Right Love/Wrong Marriage
May 5, 2010
Marriage and love are like a mirage in the desert for all but a few. Men and women don’t know how to love even though they are quick to defend it as not true. Doesn’t take a genius to observe that, if one is insightful. Many say they are married to their best friend but in fact they have no other competitors. People who part, rarely stay as anything resembling ‘best friends’.
The mirage of love or marriage is fueled by ‘biological and emotional’ infatuations which disappear into a memory to be replaced by a co-dependent partnership that has some foggy semblance of love when biology clicks in. Society’s strong, but weakening, voice of ‘marriage for life’ is rapidly becoming extinct. Longevity has nothing to do with a happy marriage, but likely illustrates 2 people who are too dependent on a way of life that is too painful to change. Avoidance of pain is a major reason for marriages staying together.

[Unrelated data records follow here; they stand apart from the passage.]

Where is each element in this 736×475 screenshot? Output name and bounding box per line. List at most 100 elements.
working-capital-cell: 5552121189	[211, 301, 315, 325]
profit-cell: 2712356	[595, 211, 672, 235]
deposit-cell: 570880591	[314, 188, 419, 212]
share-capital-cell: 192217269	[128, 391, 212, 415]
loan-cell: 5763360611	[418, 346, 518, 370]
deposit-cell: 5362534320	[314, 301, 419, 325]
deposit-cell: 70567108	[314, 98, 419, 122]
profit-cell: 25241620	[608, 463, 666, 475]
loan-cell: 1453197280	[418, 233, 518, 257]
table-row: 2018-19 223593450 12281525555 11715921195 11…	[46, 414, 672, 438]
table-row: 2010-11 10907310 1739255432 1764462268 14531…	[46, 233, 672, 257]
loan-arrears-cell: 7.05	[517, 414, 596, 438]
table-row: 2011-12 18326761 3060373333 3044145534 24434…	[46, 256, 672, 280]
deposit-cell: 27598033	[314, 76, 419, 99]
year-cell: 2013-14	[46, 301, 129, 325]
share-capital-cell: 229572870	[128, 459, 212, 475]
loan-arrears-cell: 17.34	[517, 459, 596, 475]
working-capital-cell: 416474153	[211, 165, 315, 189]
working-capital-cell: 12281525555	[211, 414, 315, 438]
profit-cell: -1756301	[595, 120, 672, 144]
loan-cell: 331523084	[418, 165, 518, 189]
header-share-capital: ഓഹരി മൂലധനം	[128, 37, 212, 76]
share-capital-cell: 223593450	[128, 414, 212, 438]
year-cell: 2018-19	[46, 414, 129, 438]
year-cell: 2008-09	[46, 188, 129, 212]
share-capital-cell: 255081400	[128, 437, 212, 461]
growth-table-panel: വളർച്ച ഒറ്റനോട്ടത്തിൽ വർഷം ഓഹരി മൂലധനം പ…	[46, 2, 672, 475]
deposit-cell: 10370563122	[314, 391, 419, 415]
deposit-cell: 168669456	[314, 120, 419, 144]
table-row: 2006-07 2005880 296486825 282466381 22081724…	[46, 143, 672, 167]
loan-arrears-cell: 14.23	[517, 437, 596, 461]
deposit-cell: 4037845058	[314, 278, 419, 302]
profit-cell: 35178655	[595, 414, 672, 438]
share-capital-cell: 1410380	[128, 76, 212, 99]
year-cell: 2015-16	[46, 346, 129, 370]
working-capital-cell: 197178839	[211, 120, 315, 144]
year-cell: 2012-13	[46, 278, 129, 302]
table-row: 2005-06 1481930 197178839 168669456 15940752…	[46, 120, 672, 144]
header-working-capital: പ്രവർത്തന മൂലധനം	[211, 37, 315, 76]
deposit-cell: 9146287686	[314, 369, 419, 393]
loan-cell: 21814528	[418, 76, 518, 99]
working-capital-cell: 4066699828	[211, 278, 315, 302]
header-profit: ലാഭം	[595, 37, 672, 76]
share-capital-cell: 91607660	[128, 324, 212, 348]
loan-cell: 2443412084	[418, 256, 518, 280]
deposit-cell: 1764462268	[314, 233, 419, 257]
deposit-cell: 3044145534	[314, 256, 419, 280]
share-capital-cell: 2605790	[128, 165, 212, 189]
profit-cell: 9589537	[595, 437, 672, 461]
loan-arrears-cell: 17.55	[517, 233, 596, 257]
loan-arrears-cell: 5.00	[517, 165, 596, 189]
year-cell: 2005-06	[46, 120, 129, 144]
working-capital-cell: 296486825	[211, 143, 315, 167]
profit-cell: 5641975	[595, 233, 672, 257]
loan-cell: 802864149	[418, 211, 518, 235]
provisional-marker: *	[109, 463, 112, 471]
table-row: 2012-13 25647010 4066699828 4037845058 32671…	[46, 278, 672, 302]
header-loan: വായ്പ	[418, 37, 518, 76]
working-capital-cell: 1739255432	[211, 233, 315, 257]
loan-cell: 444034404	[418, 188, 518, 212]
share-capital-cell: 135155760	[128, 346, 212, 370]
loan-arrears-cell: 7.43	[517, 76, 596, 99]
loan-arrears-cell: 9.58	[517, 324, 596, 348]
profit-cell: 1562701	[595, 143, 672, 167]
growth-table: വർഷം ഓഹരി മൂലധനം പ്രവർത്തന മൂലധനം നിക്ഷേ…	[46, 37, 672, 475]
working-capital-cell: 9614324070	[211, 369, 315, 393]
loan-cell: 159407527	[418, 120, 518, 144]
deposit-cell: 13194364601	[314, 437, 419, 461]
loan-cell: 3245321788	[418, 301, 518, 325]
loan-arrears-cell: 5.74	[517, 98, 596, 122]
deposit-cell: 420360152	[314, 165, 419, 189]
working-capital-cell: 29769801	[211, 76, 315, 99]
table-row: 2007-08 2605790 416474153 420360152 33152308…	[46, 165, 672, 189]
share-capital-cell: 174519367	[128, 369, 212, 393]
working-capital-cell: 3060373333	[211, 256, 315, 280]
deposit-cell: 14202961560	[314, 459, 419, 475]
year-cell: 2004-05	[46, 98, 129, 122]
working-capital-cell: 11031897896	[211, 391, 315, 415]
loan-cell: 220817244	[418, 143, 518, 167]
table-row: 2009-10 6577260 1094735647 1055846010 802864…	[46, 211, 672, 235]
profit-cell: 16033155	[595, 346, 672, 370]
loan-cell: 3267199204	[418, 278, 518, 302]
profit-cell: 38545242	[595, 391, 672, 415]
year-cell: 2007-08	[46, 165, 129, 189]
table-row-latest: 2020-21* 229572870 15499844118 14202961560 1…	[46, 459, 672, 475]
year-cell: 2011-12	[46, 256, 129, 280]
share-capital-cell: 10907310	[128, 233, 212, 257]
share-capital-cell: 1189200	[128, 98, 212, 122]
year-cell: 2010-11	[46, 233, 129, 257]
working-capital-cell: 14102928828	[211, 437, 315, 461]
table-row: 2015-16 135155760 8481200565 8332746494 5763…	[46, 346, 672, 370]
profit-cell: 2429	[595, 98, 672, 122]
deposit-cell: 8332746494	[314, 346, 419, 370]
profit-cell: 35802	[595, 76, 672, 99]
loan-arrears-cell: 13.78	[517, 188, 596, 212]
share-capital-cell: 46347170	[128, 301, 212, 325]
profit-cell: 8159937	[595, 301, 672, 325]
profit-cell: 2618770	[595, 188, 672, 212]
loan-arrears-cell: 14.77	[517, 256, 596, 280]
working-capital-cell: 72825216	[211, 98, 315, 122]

Love is not an institution, nor should marriage be nothing but. The old ‘love and marriage is like a horse and carriage’ where most horses are donkey’s, and who uses a cart anymore? Learning to love over time begins with the self first and not a ‘fixer upper’ marriage based on manipulation, domination and control. Love and real marriage is not an illusion but to those who begin taking it for granted with limited communication to draw closer to each other. People are a mystery that, when given healthy, deep getting to know more about each other, is as close to a ‘nirvana’ as one can get.
Deepening love eliminates any mirage leaving an imprint of love that follows one throughout life regardless of whether two remain together. Love takes but a moment and those moments multiply to fill one with a depth of self love that is forever enduring in a state of bliss. The one we love translates into a love for everyone especially those who are able to deeply love. Unconscious love and marriage is but a ‘mirage’. Conscious love and marriage is a supernatural state always growing.